Robert J. Lefkowitz from Duke University along with Brian Kobilka from Stanford University were just awarded the 2012 Nobel Prize in Chemistry for their research and discovery of the adrenergic G-protein coupled receptor (GPCR). After they cloned the beta-adrenergic receptor in the 1980s and showed that it had a similar structure to rhodopsin, a receptor found in the eye, they set the foundation for the later discovery of over 1,000 different GPCRs in the human body. Half of all medications work through GPCRs, acting on receptors such as dopamine, serotonin, opioid, histamine, gustatory, olfactory, and melatonin to name a few.
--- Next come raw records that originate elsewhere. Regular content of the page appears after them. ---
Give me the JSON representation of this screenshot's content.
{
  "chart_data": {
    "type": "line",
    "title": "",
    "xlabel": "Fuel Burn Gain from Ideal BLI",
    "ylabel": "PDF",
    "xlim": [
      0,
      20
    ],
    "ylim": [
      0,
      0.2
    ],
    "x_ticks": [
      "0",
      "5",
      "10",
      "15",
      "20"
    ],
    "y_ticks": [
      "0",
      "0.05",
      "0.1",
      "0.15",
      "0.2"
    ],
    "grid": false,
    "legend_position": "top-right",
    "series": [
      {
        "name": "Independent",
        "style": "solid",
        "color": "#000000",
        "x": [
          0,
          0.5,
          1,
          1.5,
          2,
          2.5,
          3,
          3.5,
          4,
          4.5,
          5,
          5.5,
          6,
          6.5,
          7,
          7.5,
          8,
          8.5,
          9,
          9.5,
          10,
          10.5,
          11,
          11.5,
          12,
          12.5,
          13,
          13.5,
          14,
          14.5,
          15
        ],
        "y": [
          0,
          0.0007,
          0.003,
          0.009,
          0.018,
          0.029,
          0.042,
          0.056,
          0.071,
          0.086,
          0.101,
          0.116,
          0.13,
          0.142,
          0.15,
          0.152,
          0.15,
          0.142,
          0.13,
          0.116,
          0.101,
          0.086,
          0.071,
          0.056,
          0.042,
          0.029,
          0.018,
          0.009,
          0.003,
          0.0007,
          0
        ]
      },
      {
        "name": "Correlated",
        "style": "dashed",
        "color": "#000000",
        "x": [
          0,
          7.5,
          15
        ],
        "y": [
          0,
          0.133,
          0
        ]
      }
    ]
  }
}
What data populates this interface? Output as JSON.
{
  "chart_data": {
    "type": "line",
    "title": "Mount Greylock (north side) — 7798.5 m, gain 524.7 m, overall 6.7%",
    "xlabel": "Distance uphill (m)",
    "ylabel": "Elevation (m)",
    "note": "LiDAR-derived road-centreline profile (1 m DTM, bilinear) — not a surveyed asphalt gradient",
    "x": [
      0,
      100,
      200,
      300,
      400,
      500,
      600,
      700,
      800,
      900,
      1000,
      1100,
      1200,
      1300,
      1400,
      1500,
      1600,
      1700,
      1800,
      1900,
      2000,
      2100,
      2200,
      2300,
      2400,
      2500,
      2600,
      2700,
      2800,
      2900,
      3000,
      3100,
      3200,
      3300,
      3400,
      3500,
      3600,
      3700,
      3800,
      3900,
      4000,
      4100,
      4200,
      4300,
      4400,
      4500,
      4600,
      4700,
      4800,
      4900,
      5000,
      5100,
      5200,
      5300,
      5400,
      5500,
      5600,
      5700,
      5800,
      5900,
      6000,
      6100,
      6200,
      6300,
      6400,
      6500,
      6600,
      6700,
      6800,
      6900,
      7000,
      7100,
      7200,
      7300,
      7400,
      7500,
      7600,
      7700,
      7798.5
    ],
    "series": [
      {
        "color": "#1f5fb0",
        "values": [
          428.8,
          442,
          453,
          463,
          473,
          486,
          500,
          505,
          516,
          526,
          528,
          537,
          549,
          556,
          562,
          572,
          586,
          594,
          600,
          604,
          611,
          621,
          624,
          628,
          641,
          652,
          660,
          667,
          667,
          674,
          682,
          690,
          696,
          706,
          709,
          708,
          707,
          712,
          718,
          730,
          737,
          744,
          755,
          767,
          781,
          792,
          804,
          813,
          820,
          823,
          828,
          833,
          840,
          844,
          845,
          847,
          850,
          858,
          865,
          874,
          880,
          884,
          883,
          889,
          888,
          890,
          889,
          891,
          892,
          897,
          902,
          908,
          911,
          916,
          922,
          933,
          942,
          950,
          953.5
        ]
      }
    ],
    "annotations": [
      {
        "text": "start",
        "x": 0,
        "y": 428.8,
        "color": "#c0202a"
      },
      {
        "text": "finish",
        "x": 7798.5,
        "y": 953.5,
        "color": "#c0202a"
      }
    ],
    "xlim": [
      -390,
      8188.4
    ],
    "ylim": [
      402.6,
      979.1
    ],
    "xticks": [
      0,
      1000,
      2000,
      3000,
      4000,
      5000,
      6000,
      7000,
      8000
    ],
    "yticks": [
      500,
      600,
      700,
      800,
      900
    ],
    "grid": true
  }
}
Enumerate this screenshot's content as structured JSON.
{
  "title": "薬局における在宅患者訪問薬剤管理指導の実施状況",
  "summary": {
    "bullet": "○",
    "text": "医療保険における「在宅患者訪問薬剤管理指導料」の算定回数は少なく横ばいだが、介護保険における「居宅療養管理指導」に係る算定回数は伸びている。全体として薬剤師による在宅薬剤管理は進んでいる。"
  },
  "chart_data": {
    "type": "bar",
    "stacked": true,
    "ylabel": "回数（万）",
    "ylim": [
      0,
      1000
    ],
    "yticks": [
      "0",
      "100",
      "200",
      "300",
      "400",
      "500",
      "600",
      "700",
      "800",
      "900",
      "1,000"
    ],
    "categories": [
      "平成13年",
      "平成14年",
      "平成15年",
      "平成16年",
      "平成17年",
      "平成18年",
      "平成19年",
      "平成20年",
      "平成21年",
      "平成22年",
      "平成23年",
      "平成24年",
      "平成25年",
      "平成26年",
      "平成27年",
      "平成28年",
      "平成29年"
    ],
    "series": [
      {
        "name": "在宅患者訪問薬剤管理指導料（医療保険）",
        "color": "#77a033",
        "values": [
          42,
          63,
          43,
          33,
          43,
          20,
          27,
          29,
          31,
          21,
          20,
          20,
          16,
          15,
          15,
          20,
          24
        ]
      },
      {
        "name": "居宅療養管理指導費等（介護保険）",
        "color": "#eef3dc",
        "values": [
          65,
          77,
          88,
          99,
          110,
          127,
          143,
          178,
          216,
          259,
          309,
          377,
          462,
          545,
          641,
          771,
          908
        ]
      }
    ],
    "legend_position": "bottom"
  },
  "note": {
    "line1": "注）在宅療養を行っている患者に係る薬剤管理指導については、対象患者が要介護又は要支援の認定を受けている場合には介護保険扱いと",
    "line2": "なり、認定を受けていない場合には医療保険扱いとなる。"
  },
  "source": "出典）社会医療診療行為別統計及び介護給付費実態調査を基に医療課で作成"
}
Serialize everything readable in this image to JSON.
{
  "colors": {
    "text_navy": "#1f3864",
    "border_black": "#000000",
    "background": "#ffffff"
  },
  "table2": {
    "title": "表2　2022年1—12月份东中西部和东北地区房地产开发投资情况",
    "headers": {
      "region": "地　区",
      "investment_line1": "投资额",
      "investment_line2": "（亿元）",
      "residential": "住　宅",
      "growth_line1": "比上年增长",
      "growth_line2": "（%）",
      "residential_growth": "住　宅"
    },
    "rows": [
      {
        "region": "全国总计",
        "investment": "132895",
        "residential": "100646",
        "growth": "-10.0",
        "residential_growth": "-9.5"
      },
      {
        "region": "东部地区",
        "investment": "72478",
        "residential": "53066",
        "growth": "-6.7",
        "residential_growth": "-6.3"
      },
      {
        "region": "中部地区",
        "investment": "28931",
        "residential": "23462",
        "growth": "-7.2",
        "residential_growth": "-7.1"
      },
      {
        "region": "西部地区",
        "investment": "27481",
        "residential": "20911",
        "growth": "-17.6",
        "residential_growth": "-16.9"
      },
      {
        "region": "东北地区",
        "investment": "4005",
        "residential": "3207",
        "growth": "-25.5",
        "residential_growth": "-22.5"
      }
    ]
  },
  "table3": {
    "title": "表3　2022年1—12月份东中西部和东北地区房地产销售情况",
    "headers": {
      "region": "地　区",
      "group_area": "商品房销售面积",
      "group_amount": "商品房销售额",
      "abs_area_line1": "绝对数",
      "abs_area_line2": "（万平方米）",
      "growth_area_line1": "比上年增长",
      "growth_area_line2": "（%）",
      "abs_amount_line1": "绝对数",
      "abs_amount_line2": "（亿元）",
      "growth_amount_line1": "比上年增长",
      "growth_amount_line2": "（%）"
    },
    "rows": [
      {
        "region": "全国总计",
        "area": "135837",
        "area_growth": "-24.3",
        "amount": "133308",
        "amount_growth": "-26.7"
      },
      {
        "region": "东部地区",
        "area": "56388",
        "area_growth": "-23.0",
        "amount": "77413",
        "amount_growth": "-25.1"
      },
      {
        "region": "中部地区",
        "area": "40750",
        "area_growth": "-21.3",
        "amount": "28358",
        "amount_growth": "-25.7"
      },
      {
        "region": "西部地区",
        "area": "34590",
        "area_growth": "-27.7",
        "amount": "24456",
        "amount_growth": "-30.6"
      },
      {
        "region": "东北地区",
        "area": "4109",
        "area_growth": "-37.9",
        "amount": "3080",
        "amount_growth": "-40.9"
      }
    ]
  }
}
Some recent publications from Dr. Lefkowitz’s lab have cited the use a BMG LABTECH microplate reader to study GPCRs. Amongst other things, his lab has used the NOVOstar microplate reader in a FRET assay to measure intracellular cAMP, a downstream effect of GPCRs (A unique mechanism of beta-blocker action: Carvedilol stimulates beta-arrestin signaling), as well as an intracellular calcium (Ca2+) flux assay, which also measures a downstream effect of GPCRs (Arresting a Transient Receptor Potential (TRP) Channel. Beta-Arrestin Mediates Ubiquitination and Functional Down Regulation of TRPV4 ).
Thank you and congratulations to Drs. Lefkowitz and Kobilka for their ground breaking research into GPCRs.